O Supremo Tribunal Federal (STF) definiu a tese para a aplicação de multas isoladas por descumprimento de obrigações tributárias acessórias, que são deveres a ser cumpridos pelas empresas para permitir a fiscalização pela Receita, como o envio de declarações mensais ao Fisco. A redação do texto foi aprovada durante a sessão de quarta-feira (17).
Ficou definido que as multas isoladas não podem ser maiores do que 60% do valor do tributo relacionado à infração e só podem ser de 100% se houver circunstância agravante.

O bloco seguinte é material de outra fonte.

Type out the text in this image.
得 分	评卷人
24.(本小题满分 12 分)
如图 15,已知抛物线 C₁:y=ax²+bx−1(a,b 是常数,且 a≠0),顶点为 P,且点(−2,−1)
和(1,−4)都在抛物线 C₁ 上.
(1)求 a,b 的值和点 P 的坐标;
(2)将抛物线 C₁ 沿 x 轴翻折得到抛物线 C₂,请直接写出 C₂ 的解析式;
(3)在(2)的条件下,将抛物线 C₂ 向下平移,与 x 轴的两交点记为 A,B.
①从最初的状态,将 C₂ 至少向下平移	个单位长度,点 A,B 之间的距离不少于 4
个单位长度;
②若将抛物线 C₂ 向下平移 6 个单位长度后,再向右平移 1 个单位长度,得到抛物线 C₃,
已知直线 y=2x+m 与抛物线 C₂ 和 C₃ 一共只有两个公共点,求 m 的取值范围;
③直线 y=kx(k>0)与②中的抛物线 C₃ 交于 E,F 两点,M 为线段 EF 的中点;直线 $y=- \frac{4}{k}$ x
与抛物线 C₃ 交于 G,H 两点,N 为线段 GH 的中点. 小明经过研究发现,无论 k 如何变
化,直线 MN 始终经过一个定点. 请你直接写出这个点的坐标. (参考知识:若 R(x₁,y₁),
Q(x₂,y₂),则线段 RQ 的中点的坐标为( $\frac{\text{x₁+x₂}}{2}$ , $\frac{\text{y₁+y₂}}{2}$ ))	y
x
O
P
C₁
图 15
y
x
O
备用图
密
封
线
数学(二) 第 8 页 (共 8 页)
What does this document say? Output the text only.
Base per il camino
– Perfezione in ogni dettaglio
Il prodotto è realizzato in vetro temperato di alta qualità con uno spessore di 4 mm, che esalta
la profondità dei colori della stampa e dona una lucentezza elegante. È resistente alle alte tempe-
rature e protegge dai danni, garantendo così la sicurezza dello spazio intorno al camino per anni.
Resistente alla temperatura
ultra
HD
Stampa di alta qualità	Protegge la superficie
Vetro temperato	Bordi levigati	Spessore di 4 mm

Quando a infração estiver ligada a operações que não geraram crédito tributário, mas tenham valor econômico associado, a multa máxima deve ser de 20% a 30% desse valor.
O caso analisado chegou ao STF em 2011 e tratou de uma multa aplicada à Eletronorte por falta de documentos referentes à compra de diesel. No mesmo ano, o STF decidiu que o tema seria analisado com efeitos de repercussão geral, ou seja, servindo de paradigma, para que ações similares sejam julgadas da mesma forma.
Porém, o STF modulou a aplicação da tese, impedindo que a decisão seja aplicada a processos (judiciais e administrativos) sem conclusão na data de publicação da ata do julgamento ou a fatos geradores — marco usado pelo Fisco para definir qual a ilegalidade e quando ela começou e terminou —ocorridos antes disso e que a multa ainda não tenha sido paga.
A decisão efetiva sobre o caso foi tomada em novembro, pela maioria que seguiu o voto do ministro Dias Toffoli. Ficaram vencidos os ministro Luís Roberto Barroso (aposentado), Gilmar Mendes e André Mendonça.
Leia a tese fixada pelo STF:
- A multa isolada, aplicada por descumprimento de obrigação tributária acessória, estabelecida em percentual, não pode ultrapassar 60% do valor do tributo ou do crédito vinculado, podendo chegar a 100% no caso de existência de circunstâncias agravantes.
- Não havendo tributo ou crédito tributário vinculado, mas havendo valor de operação ou prestação vinculado à penalidade, a multa em questão não pode superar 20% do referido valor, podendo chegar a 30% no caso da existência de circunstâncias agravantes.
- Na aplicação da multa por descumprimento por deveres instrumentais, deve ser observado o princípio da consunção. E, na análise individualizada das circunstâncias agravantes e atenuantes, o aplicador das normas sancionatórias por descumprimento de deveres instrumentais pode considerar outros parâmetros qualitativos, tais como, adequação, necessidade, justa medida, princípio da insignificância, e ne bis in idem.
- Não se aplicam os limites ora estabelecidos à multa isolada que, embora aplicada pelo órgão fiscal, se refira a infrações de natureza predominantemente administrativa, a exemplo das multas aduaneiras.